Maintenant que j’ai été admis à l’université de Parmow Dil, il me faut trouver un projet de recherche. Lequel ? Je passe des journées entières à éplucher les pages des livres de la bibliothèque, mais je serais mort de vieillesse avant d’en lire la moitié. Je dois me focaliser.

Les ludrams sont un peuple fascinant. Contrairement aux humains, leur complexion ne dépend pas de leur ascendance, mais directement de leur environnement. Un ludram né dans la forêt aura la peau verte même si ses deux parents ont la peau grise, et vice-versa. Ce phénomène est attribué à la plus grande sensibilité des ludrams vis-à-vis de la magie, et par extension de la nature. Comment ont-ils développé cette affinité ?Les plus grands spécialistes ne semblent avoir que des bribes de réponse.

En pratique, cela implique que cette caractéristique a formé les premiers clans ludrams. Les vudihos issus des bois, des plaines et des steppes. Les vunours issus des montagnes et biomes rocailleux. Les vuzaros issus des zones enneigées. Les vunopas issus des déserts. L’on mentionne même les tegaras à la peau bleue, bien que j’en aie croisé peu depuis mon arrivée. Peut-être car, justement, ils préfèrent la mer à la terre ?

Quoi qu’il en soit, ces dénominations avaient bien plus d’importance dans le passé. Mais quand les ludrams ont commencé à se sédentariser, à former les premières villes, les premiers pays, elles sont pour la plupart devenues désuètes.

Mais c’est une différence notable par rapport aux humains. Tout comme leur gestation distincte qui rend impossible la reproduction entre ludrams et humains, compensés par la formation de familles adoptives. Le modèle monarchique est aussi presque inexistant ici, car perçu comme archaïque.

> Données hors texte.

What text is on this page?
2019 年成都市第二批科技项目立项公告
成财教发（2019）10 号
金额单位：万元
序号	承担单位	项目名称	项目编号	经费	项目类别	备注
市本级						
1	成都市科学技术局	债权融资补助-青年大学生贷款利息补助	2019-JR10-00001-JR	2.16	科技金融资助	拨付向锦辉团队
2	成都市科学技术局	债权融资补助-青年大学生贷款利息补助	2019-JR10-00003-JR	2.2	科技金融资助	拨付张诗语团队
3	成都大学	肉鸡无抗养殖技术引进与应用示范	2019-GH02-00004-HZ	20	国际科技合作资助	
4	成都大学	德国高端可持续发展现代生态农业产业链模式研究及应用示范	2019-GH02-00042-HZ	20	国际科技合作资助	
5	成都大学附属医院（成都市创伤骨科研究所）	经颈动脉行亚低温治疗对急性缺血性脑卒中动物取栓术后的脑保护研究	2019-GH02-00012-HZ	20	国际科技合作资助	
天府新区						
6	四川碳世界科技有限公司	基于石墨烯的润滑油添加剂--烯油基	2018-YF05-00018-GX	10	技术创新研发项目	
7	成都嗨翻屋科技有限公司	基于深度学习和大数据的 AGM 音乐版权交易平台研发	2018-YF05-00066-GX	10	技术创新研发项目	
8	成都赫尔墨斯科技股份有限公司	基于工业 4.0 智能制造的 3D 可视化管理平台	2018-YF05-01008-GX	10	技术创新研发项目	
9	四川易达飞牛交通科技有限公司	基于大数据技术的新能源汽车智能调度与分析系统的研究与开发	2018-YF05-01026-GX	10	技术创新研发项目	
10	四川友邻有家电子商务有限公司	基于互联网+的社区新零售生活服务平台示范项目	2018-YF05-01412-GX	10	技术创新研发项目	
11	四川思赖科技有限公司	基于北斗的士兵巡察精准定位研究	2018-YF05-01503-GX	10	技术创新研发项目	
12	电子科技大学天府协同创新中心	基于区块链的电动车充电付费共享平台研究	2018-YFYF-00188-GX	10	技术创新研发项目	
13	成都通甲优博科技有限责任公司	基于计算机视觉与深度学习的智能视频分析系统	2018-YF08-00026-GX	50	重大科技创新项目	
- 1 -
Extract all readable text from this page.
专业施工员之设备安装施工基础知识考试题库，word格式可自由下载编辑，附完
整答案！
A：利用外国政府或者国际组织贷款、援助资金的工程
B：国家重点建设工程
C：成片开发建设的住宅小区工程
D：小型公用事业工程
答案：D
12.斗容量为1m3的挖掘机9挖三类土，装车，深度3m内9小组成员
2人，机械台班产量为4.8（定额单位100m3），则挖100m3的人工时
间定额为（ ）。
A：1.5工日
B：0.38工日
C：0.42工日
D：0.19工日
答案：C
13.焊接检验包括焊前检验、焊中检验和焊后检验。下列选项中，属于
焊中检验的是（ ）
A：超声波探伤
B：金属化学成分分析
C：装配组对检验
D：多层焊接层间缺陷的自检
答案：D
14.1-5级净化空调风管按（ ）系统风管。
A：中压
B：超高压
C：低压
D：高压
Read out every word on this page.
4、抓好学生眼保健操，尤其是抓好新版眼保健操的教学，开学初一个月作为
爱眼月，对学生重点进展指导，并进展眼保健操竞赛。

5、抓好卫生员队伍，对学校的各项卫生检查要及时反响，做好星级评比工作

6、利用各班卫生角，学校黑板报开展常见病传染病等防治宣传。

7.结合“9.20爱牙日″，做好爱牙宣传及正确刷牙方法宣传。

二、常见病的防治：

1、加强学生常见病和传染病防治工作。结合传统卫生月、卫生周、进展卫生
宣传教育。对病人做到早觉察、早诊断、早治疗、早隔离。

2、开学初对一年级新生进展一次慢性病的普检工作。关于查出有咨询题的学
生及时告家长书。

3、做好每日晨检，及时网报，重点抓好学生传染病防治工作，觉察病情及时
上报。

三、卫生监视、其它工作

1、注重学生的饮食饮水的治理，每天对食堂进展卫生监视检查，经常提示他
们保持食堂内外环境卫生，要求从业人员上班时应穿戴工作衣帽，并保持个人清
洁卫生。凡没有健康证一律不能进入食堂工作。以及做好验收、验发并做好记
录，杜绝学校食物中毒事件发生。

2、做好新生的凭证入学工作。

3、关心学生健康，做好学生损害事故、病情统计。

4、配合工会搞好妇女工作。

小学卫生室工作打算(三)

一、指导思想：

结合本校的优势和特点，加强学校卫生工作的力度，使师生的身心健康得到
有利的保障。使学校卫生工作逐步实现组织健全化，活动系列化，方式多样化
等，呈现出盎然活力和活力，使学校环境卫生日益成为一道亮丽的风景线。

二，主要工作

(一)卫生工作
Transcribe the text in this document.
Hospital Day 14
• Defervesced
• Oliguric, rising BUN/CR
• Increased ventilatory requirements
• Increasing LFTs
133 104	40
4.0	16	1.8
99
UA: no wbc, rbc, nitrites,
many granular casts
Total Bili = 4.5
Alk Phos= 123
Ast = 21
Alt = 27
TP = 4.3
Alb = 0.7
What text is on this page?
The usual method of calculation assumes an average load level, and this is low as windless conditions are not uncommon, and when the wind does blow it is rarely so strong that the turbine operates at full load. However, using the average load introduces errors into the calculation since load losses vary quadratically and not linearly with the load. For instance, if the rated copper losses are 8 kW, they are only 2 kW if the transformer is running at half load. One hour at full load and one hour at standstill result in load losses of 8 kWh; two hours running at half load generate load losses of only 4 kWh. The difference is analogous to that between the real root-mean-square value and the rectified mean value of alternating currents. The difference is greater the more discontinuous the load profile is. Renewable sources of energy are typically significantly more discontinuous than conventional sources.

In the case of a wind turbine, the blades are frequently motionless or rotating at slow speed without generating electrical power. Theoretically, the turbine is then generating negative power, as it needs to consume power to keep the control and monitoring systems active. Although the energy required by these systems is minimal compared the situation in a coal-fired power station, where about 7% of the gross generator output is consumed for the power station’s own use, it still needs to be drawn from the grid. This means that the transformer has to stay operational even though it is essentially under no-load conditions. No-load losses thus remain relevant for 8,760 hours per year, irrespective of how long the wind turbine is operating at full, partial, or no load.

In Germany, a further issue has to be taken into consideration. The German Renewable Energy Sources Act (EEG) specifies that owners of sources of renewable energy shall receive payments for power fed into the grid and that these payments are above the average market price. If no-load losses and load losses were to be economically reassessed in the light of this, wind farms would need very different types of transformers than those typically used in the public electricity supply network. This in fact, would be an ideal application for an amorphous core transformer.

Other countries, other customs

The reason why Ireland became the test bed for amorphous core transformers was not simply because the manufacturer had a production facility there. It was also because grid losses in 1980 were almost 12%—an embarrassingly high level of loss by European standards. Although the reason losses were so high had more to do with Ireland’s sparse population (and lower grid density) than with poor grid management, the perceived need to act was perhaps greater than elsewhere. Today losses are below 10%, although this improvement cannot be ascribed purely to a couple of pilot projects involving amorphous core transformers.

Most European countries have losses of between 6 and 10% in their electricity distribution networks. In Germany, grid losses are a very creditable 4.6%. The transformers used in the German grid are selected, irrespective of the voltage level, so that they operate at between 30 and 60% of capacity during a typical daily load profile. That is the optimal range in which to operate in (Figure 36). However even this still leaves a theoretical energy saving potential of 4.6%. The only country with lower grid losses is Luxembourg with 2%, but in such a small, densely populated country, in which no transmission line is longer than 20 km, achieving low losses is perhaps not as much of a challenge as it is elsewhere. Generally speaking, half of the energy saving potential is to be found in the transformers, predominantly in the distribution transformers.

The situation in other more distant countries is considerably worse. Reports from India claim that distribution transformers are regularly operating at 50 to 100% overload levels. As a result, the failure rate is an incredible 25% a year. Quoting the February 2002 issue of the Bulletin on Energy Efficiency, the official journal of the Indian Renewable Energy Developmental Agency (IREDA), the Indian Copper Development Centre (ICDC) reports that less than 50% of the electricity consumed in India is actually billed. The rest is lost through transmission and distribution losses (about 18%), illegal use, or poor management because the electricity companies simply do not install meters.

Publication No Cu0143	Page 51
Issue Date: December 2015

Et surtout, les trois principales religions de Menistas. L’enhéralion, où la vie est perçue comme une quête initiatique avant de rejoindre la Créatrice. Le runyavoz, qui au contraire favorise la vie en communauté et rejette les tentations jugées « égoïstes ». Le mowa, dont la vision polythéiste contraste avec les deux autres, et dont les variantes régionales sont nombreuses. Fut un temps où des adeptes de ces croyances s’affrontaient, mais c’est une époque révolue, et dans la plupart des pays des Menistas, le sécularisme et la liberté de culte f désormais loi.

J’ai beau lister toutes ces informations, je ne fais qu’effleurer la surface de ces sociétés héritières de millénaires d’histoire. Mon esprit critique doit encore s’améliorer ! Y’a-t-il seulement des secrets à découvrir ? Menistas a été exploré de long en large à travers les siècles, après tout. Je dois chercher. Je n’ai pas seulement traversé les océans pour faire plaisir à Adelris… »

Doucement, Kavel haussa la tête, et une douleur lui foudroya le poignet. Sa plume saturée d’encre lui échappa des mains et glissa sur la table circulaire. Il y accorda peu d’attention tant il malaxait son avant-bras, puis il aperçut une tache imbibée son carnet de notes. Non sans grogner, il la nettoya autant que possible avant de reculer de son siège.

Au sein de cette plénitude légendaire résonnait le crissement des plumes. Kavel s’était installé entre deux immenses rangées où de vétustes livres se glissaient sur des étagères dentelées. Sa silhouette se perdait dans la tour d’une quinzaine d’étages où les connaissances de jadis attiraient quotidiennement des centaines de visiteurs. Depuis sa hauteur, le jeune homme entrevoyait la cime des arbres alentour, mais c’était la pile devant lui qui accaparait son attention. Il eut beau la feuillete, rien de concret n’émergeait dans son esprit. Les informations s’entremêlaient, les images jaillissaient et s’amenuisaient, les voix sortaient des profondeurs pour mieux y retourner.

Absorbé par ses pensées, Kavel ne discerna guère les foulées vibrant sur la tapisserie chamarrée, et il sursauta dès que l’ombre s’approcha.

— Ha, te voilà ! Toujours à travailler dans la bibliothèque, à ce que je vois.

Les muscles de Kavel se détendirent, aussi salua-t-il son interlocutrice. C’était une ludrame assez âgée dont les premières rides striaient ses doux traits. D’ivoirin brasillait sa peau tout comme sa chevelure nattée. Un long surcot surplombait son chemisier à manches échancrées sur lequel des lignes traçaient des reliefs, par-dessous un collier ambré où un motif de fleur déjeté avait été gravé. Elle l’ajusta tout en souriant au jeune homme.

— Madame la rectrice ! s’étonna Kavel. Que faites-vous ici ?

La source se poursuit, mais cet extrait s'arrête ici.